Il regista Nalin Pan, nato e cresciuto in uno sperduto villaggio dell'India del nord, alterna gli immensi paesaggi e le montagne svettanti, ai volti in primo piano di pochi personaggi che sono tutt'uno con quegli ambienti, ne sono parte e al tempo stesso li rispecchiano. Quando, improvvisamente, in questa storia dal carattere atemporale, come un'antica leggenda, fa irruzione la contemporaneità, attraverso la fugace visione di una città, ci sentiamo presi per i capelli e tirati giù (c'è persino un'insegna, accanto a un locale, dove si legge "Internet"). Suona paradossale, eppure è anche questo che Tashi sta cercando. Non è possibile elevarsi al di sopra del mondo prima ancora di averlo conosciuto, di essersi mischiati alle persone, di essersi messi in gioco. Dopo aver fatto tutto questo, al momento di riprendere la propria ricerca, è allora che si sperimenta la sofferenza del distacco, una sofferenza che non va evitata, ma accettata e affrontata: come il ramo che, gettato nel fiume, giunge necessariamente al mare (è quanto insegna Pema, la moglie di Tashi a un gruppo di bambini), forse - sembra suggerire il film - l'unica Via per l'uomo è quella di seguire la propria natura umana, lasciarsi trasportare dalla corrente di sofferenze e desideri, utilizzandoli come veicoli, espedienti, e raggiungere così il fondo della propria natura, traendo la forza proprio dalla debolezza e riprendendo da lì il proprio cammino, muniti di maggior forza e consapevolezza. Non è snaturandosi che si ottiene la via: come recita la frase incisa su una pietra: "Come si può impedire a una goccia d'acqua di asciugarsi?". Per tutto il film Tashi resta senza risposta. Alla fine la trova, capovolgendo quella stessa pietra: "Gettandola nel mare". All'inizio del film Tashi era un guscio vuoto, una goccia d'acqua in procinto di evaporazione; alla fine è un uomo che si scopre vicino all'obiettivo che da sempre conseguiva, proprio nel momento in cui, disperato, crede di aver fallito.

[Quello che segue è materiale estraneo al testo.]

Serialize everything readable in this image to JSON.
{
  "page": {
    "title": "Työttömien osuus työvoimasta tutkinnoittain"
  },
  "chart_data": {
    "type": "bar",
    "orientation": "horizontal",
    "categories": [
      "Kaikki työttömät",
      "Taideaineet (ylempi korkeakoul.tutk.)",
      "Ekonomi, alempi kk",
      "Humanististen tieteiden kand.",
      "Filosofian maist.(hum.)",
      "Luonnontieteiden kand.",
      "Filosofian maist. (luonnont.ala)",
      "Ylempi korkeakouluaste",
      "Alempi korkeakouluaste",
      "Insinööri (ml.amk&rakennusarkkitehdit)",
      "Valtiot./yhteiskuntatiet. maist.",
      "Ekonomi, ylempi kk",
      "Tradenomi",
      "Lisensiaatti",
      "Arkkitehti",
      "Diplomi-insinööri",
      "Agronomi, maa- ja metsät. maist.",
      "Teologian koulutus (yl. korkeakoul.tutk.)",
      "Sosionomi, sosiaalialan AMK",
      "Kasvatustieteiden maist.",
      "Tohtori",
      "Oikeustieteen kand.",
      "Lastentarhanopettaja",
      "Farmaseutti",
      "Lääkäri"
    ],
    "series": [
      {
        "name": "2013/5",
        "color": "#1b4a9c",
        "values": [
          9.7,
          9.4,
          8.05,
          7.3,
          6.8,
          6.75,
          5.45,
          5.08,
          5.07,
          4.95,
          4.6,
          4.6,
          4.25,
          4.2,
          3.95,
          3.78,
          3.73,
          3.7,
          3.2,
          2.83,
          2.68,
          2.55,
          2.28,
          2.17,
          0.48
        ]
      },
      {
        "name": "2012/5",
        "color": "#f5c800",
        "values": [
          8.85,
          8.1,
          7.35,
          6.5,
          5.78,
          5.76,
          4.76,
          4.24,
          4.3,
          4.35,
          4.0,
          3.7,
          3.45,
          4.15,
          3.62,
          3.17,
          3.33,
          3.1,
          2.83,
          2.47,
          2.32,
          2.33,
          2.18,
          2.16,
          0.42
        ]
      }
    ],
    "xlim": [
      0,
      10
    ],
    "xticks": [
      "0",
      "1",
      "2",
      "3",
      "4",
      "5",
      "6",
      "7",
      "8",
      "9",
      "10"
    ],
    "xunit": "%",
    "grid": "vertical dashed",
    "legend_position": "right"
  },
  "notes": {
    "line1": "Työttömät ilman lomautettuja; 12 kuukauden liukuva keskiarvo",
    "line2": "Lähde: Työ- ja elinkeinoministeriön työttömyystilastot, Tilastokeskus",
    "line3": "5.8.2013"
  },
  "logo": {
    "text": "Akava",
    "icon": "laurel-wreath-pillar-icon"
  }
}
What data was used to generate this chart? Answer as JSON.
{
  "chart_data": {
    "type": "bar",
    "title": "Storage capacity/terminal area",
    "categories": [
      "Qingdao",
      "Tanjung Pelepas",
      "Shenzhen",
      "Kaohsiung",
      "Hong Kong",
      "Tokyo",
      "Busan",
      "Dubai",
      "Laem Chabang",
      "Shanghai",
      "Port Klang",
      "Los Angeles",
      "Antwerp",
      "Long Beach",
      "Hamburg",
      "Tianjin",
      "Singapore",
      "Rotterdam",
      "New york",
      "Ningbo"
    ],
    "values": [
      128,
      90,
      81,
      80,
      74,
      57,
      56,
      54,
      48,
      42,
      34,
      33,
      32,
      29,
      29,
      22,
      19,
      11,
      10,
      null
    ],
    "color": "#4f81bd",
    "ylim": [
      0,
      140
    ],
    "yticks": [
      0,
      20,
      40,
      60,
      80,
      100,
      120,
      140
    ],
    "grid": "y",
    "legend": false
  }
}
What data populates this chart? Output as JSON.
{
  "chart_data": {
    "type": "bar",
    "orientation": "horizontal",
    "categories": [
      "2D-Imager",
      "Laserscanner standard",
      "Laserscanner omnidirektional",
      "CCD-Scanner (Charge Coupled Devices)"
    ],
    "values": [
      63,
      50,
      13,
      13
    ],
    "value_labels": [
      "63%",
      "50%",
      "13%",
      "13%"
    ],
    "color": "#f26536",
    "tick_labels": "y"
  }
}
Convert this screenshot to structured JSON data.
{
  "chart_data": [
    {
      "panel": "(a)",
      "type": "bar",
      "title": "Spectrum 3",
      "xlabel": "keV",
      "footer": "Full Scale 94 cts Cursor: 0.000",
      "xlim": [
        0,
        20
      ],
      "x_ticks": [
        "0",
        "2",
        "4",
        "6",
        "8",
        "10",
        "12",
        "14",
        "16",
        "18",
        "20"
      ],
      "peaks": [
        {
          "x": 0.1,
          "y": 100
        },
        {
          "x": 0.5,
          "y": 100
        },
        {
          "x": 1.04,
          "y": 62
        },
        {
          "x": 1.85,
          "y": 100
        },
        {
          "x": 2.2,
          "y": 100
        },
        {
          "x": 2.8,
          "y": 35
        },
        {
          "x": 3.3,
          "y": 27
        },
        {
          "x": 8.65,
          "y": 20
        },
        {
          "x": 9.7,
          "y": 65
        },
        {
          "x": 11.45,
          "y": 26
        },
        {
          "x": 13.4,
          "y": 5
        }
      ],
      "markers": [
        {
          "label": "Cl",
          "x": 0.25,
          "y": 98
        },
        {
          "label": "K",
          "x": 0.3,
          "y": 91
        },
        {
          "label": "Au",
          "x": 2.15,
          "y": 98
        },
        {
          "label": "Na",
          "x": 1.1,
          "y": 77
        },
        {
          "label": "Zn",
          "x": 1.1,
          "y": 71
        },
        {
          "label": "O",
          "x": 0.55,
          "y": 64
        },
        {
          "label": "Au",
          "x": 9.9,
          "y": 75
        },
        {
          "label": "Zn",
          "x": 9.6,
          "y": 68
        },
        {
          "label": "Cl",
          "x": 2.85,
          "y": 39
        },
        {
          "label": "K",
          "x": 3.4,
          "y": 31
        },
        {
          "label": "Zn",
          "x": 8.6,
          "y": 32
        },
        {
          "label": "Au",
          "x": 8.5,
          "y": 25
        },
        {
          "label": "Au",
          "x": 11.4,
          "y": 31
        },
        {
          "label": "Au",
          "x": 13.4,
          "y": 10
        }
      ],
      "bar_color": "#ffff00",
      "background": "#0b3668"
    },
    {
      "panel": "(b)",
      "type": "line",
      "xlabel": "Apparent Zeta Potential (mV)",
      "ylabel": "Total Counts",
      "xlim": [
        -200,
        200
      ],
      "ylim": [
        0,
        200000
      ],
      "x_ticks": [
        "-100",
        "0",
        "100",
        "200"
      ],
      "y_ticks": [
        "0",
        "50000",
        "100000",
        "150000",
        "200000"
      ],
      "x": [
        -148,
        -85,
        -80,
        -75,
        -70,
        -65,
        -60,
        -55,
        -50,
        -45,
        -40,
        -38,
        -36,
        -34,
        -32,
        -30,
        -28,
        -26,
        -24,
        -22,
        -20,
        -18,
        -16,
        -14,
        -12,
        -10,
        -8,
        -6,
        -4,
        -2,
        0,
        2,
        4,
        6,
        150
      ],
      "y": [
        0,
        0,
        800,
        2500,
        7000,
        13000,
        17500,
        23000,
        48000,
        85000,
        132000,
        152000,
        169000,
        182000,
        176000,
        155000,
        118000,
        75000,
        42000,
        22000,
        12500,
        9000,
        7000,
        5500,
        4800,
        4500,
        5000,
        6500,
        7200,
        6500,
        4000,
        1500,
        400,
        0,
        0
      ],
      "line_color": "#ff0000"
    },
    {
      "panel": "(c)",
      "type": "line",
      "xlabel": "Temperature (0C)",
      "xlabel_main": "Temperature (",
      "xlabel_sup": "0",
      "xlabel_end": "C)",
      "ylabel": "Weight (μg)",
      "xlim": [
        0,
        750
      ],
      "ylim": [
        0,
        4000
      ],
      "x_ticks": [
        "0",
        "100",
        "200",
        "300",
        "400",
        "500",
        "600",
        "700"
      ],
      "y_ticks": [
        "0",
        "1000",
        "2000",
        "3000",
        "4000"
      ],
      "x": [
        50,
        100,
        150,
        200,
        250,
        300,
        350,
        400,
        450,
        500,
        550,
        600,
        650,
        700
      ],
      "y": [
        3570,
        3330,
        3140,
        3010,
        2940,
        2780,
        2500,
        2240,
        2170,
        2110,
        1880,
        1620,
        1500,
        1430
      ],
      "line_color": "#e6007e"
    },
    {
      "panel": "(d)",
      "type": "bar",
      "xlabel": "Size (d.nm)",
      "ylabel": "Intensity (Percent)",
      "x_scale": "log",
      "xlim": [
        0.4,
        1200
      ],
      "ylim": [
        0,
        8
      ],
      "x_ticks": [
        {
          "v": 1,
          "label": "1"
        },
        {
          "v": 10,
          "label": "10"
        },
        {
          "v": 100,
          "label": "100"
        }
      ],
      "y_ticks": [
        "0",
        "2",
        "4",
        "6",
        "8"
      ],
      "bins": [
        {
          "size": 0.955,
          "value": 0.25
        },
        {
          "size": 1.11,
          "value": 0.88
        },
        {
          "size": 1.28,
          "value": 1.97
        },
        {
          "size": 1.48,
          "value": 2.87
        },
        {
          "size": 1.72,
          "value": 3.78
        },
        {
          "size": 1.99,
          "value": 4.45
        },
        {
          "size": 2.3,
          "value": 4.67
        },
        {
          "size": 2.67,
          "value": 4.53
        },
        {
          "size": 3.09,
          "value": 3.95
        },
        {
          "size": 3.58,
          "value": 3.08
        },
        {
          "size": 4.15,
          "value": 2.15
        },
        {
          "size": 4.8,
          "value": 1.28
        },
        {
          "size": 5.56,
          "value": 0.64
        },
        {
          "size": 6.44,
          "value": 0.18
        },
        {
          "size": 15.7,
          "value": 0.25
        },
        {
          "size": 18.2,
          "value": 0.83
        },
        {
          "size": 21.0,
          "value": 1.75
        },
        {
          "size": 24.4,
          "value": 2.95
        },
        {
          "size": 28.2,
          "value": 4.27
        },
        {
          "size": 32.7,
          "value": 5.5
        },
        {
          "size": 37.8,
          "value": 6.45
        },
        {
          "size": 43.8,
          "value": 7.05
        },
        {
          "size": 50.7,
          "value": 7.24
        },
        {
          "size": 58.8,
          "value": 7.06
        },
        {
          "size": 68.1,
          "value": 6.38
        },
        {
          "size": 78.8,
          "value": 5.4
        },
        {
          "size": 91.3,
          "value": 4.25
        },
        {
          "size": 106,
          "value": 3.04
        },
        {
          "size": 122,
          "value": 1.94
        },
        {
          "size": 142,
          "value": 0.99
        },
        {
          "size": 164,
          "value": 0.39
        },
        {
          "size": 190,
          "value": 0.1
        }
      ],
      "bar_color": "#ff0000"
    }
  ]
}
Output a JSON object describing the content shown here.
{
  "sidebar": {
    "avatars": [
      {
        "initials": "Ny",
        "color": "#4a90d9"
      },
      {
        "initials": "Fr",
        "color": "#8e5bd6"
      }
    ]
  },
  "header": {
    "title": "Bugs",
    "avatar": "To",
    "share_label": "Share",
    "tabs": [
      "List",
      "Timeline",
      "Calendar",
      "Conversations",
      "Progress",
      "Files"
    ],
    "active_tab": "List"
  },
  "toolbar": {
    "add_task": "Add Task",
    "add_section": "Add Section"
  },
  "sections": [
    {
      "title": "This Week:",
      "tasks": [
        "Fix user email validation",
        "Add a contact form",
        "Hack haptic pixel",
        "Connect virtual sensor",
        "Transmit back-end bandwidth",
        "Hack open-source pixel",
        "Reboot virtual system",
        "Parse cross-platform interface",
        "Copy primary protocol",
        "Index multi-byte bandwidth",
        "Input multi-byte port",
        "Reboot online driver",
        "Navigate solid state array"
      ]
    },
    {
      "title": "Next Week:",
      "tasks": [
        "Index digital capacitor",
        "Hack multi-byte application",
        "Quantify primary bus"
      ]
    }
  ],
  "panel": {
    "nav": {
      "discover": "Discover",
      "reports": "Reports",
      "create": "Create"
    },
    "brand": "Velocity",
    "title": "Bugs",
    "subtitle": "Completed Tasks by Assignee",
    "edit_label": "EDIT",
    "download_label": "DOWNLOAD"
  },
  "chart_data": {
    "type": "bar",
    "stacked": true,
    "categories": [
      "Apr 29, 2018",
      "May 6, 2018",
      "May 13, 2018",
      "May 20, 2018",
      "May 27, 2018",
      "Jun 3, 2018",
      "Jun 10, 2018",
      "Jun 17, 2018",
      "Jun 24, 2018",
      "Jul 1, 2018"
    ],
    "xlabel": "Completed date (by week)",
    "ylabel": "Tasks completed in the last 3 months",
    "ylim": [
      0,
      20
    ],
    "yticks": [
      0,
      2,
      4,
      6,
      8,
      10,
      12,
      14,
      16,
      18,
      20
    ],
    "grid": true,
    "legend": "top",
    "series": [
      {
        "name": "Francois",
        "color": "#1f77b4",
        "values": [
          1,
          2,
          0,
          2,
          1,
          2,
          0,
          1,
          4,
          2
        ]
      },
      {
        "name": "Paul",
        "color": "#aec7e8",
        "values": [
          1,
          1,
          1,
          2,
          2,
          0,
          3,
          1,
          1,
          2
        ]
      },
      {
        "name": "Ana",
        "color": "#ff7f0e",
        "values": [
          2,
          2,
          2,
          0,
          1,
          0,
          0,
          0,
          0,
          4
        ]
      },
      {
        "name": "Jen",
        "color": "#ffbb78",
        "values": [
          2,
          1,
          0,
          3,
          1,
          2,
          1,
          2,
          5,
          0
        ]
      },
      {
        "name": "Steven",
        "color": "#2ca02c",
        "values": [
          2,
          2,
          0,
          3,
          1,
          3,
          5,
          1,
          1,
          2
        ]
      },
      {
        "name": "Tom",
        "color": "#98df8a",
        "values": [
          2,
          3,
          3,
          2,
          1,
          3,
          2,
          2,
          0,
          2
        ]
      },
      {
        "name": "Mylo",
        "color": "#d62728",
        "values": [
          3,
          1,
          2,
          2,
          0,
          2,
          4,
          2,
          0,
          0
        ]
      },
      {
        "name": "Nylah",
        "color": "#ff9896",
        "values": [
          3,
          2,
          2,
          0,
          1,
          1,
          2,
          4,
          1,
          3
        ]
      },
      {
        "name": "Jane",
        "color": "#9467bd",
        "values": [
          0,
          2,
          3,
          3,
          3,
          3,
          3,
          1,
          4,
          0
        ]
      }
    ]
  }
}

Può anche essere che questo viaggio nella "vita normale" sia avvenuto solo nella mente di Tashi, come accade al Gesù di Scorsese e Kazantzakis (L'ultima tentazione di Cristo, 1988) che, prima di morire sulla croce, sperimenta tutto quello per cui ha rinunciato per amore di Dio. Pema, infatti, dopo aver parlato un'ultima volta al marito, svanisce nel nulla, ma prima gli ricorda che, se Siddartha ha potuto ottenere l'illuminazione, ciò è stato anche grazie alla moglie Yashodhara, al fatto che lui l'ha abbandonata, che aveva qualcuno da abbandonare per cercare la Via.

Splendide le due immagini gemelle di Tashi, di spalle, immerso fino alla vita nel fiume: un fiume opaco, fangoso, quando ancora la mente è piena di dubbi e desideri inappagati, e poi limpido e trasparente, nel momento in cui la Via gli appare chiara. Un fiume che suggerisce l'eterno cammino dell'io, tra una vita, una morte, un'altra vita e così via (Samsara).